We don't know Jade Goody. We know some things about her, and we see how they fit into her roles as loveable everywoman, out-of-control celebrity, callous racist, questionable mother, brave victim. It's doubtful we ever saw Jade Goody through these characters. And it's unrealistic, of course, for us to understand public figures completely. But value and compassion stem from fuller comprehension, and identity is important - we have only to look at the way people carefully build up representations of themselves online now technology allows them to. How appalling it must be to have some bastardized version of yourself smeared across the front of the Daily Mail.

One tragedy is that a human life we scrutinised so intently could be represented so misshapenly. The real tragedy is that so many would sooner have that than nothing at all.

Tue, Feb. 24th, 2009, 02:09 pm
C'mon Arsene

We all understand the cup-tie rule. We have done for a good long time. If you've played in the knock-out competition for one team, you can't join another team and play in the same competition for them. We've long talked about a player's transfer value changing because they've tied themself to their club in Europe, and at the beginning of the season when a player marches out for their club in the Champions League or UEFA cup qualifiers we take that as a hint they're staying put.

So why, Arsene, when we all understand that, are you whining about it now?
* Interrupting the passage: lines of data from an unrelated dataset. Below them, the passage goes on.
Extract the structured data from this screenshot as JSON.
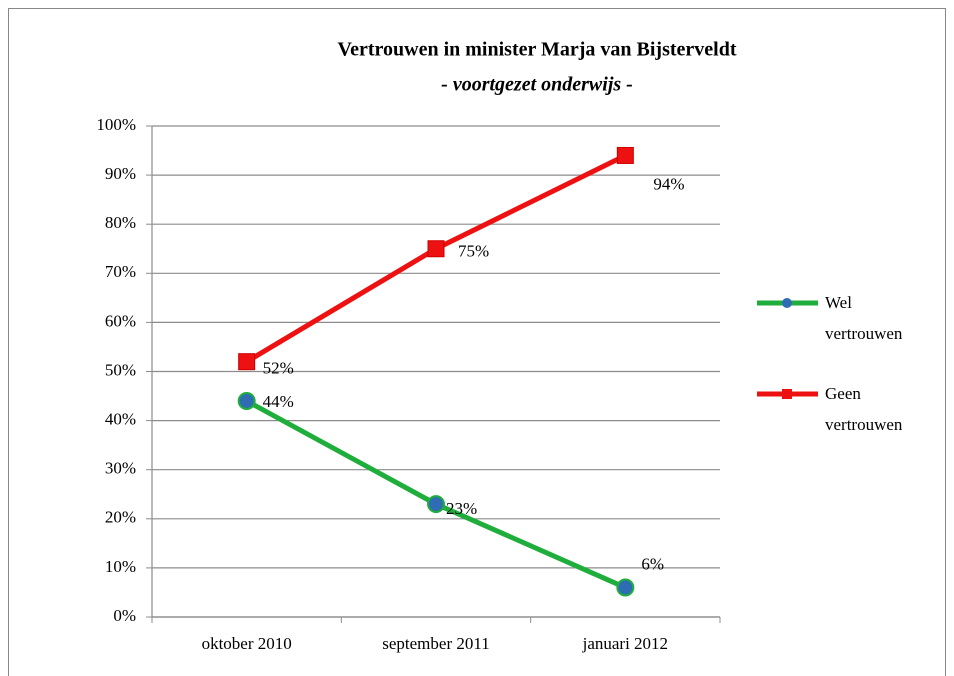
{
  "chart_data": {
    "type": "line",
    "title": "Vertrouwen in minister Marja van Bijsterveldt",
    "subtitle": "- voortgezet onderwijs -",
    "categories": [
      "oktober 2010",
      "september 2011",
      "januari 2012"
    ],
    "series": [
      {
        "name": "Wel vertrouwen",
        "color": "#1fae3c",
        "marker": "circle",
        "marker_color": "#2e6db4",
        "values": [
          44,
          23,
          6
        ],
        "value_labels": [
          "44%",
          "23%",
          "6%"
        ]
      },
      {
        "name": "Geen vertrouwen",
        "color": "#ee1111",
        "marker": "square",
        "marker_color": "#ee1111",
        "values": [
          52,
          75,
          94
        ],
        "value_labels": [
          "52%",
          "75%",
          "94%"
        ]
      }
    ],
    "ylim": [
      0,
      100
    ],
    "yticks": [
      {
        "value": 0,
        "label": "0%"
      },
      {
        "value": 10,
        "label": "10%"
      },
      {
        "value": 20,
        "label": "20%"
      },
      {
        "value": 30,
        "label": "30%"
      },
      {
        "value": 40,
        "label": "40%"
      },
      {
        "value": 50,
        "label": "50%"
      },
      {
        "value": 60,
        "label": "60%"
      },
      {
        "value": 70,
        "label": "70%"
      },
      {
        "value": 80,
        "label": "80%"
      },
      {
        "value": 90,
        "label": "90%"
      },
      {
        "value": 100,
        "label": "100%"
      }
    ],
    "grid": true,
    "legend": "right"
  }
}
Rafa Benitez is continually letting me down here, I'm sure. He's guilty of a fair amount of myopia himself. But Wenger really has an extreme case of blindness - he's reknowned for never having seen the incident. To an Arsenal fan he must be the messiah - he really has worked miracles at the club. But to everyone else, he's the most extraordinarily boorish whinger.
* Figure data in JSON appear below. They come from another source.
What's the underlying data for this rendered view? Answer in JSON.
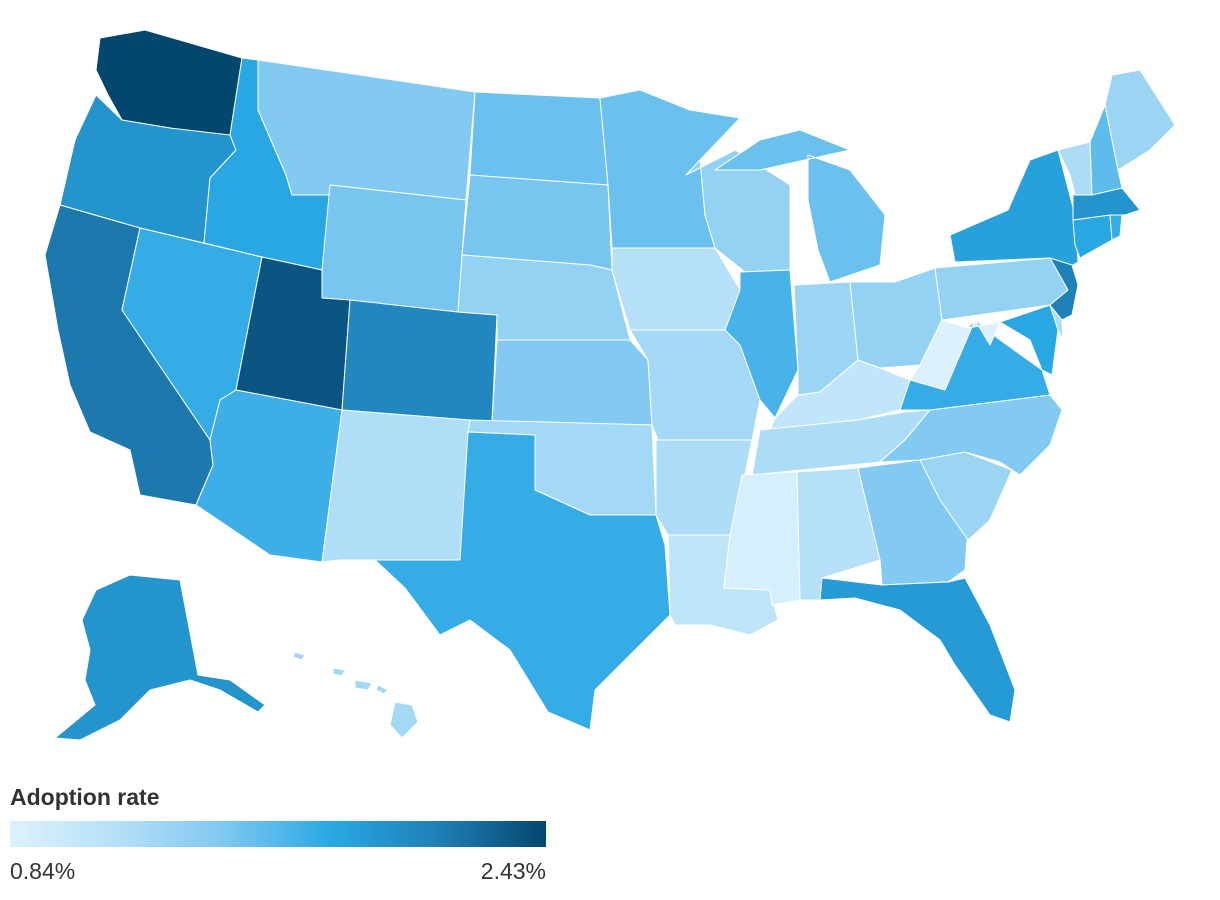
{
  "legend": {
    "title": "Adoption rate",
    "min_label": "0.84%",
    "max_label": "2.43%",
    "min_value": 0.84,
    "max_value": 2.43,
    "colors": [
      "#def2fd",
      "#b4e0f7",
      "#7ec8f0",
      "#29a8e3",
      "#1f7fb5",
      "#03476f"
    ]
  },
  "states": {
    "WA": 2.43,
    "OR": 1.95,
    "CA": 2.15,
    "NV": 1.75,
    "ID": 1.8,
    "MT": 1.45,
    "WY": 1.5,
    "UT": 2.35,
    "AZ": 1.72,
    "CO": 2.05,
    "NM": 1.18,
    "ND": 1.55,
    "SD": 1.5,
    "NE": 1.35,
    "KS": 1.45,
    "OK": 1.25,
    "TX": 1.75,
    "MN": 1.55,
    "IA": 1.15,
    "MO": 1.25,
    "AR": 1.2,
    "LA": 1.08,
    "WI": 1.35,
    "IL": 1.68,
    "MS": 0.9,
    "AL": 1.15,
    "TN": 1.2,
    "KY": 1.05,
    "IN": 1.3,
    "OH": 1.35,
    "MI": 1.55,
    "GA": 1.45,
    "FL": 1.9,
    "SC": 1.3,
    "NC": 1.45,
    "VA": 1.75,
    "WV": 0.86,
    "PA": 1.35,
    "NY": 1.85,
    "VT": 1.2,
    "NH": 1.6,
    "ME": 1.3,
    "MA": 1.95,
    "RI": 1.75,
    "CT": 1.8,
    "NJ": 2.1,
    "DE": 1.2,
    "MD": 1.8,
    "AK": 1.95,
    "HI": 1.25
  }
}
It can be taken as a general rule that if someone only complains about something when it affects them, it's hard for the rest of us to really get behind their argument. Wenger very rarely does himself any favours in this regard.
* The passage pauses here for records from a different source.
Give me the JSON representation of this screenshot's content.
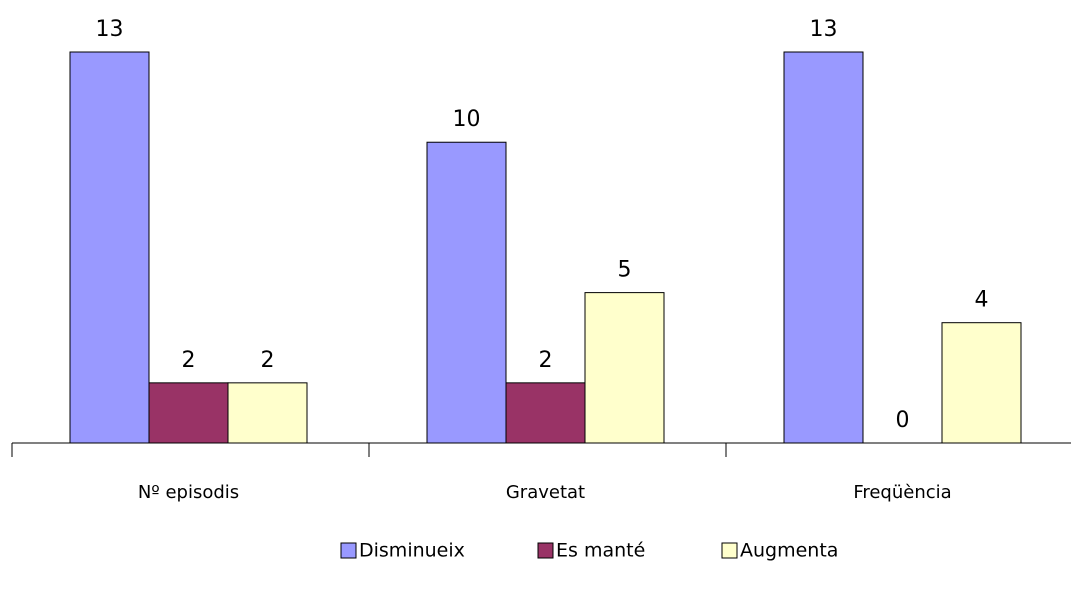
{
  "chart_data": {
    "type": "bar",
    "categories": [
      "Nº episodis",
      "Gravetat",
      "Freqüència"
    ],
    "series": [
      {
        "name": "Disminueix",
        "color": "#9999ff",
        "values": [
          13,
          10,
          13
        ]
      },
      {
        "name": "Es manté",
        "color": "#993366",
        "values": [
          2,
          2,
          0
        ]
      },
      {
        "name": "Augmenta",
        "color": "#ffffcc",
        "values": [
          2,
          5,
          4
        ]
      }
    ]
  }
}
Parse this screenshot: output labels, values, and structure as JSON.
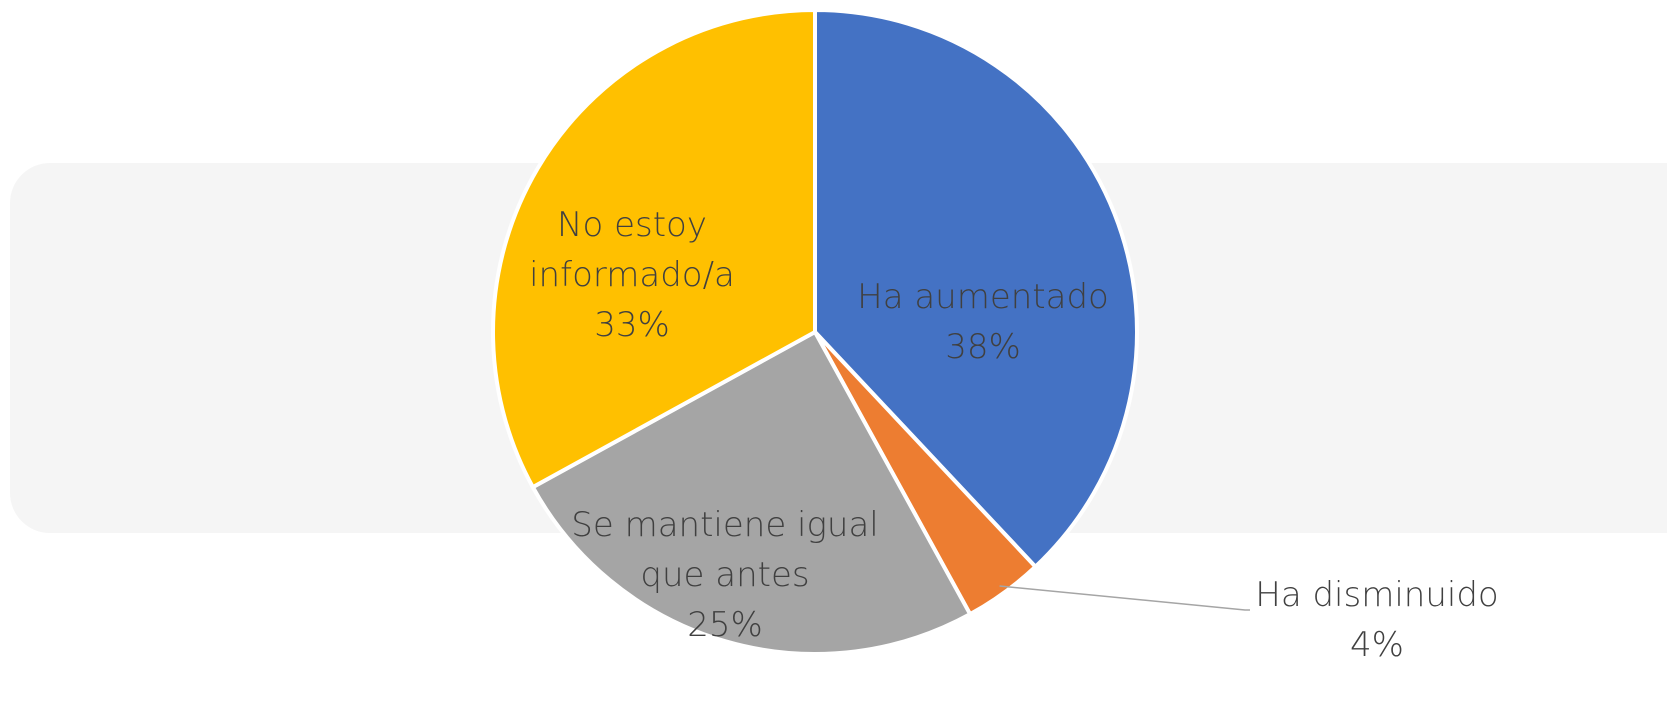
{
  "chart_data": {
    "type": "pie",
    "categories": [
      "Ha aumentado",
      "Ha disminuido",
      "Se mantiene igual que antes",
      "No estoy informado/a"
    ],
    "values": [
      38,
      4,
      25,
      33
    ],
    "value_labels": [
      "38%",
      "4%",
      "25%",
      "33%"
    ],
    "colors": [
      "#4472c4",
      "#ed7d31",
      "#a5a5a5",
      "#ffc000"
    ]
  }
}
The cup-tie rule does seem a bit archaic, but I personally think it makes sense now more than ever. The teams that are in the running beyond the January transfer window already have such an unfair financial advantage it doesn't seem appropriate to allow them to sign and play the most talented players who failed to get beyond the Champions League group stages. But I won't hide it, I'm mainly against Wenger here. He just effortlessly hits the right tone to wind us all up.

Fri, Feb. 13th, 2009, 12:00 am
Hard to Say

So, it turns out it's easier to stop telling lies than it is to start saying things that are true (Maybe I'll feel less cryptic tomorrow).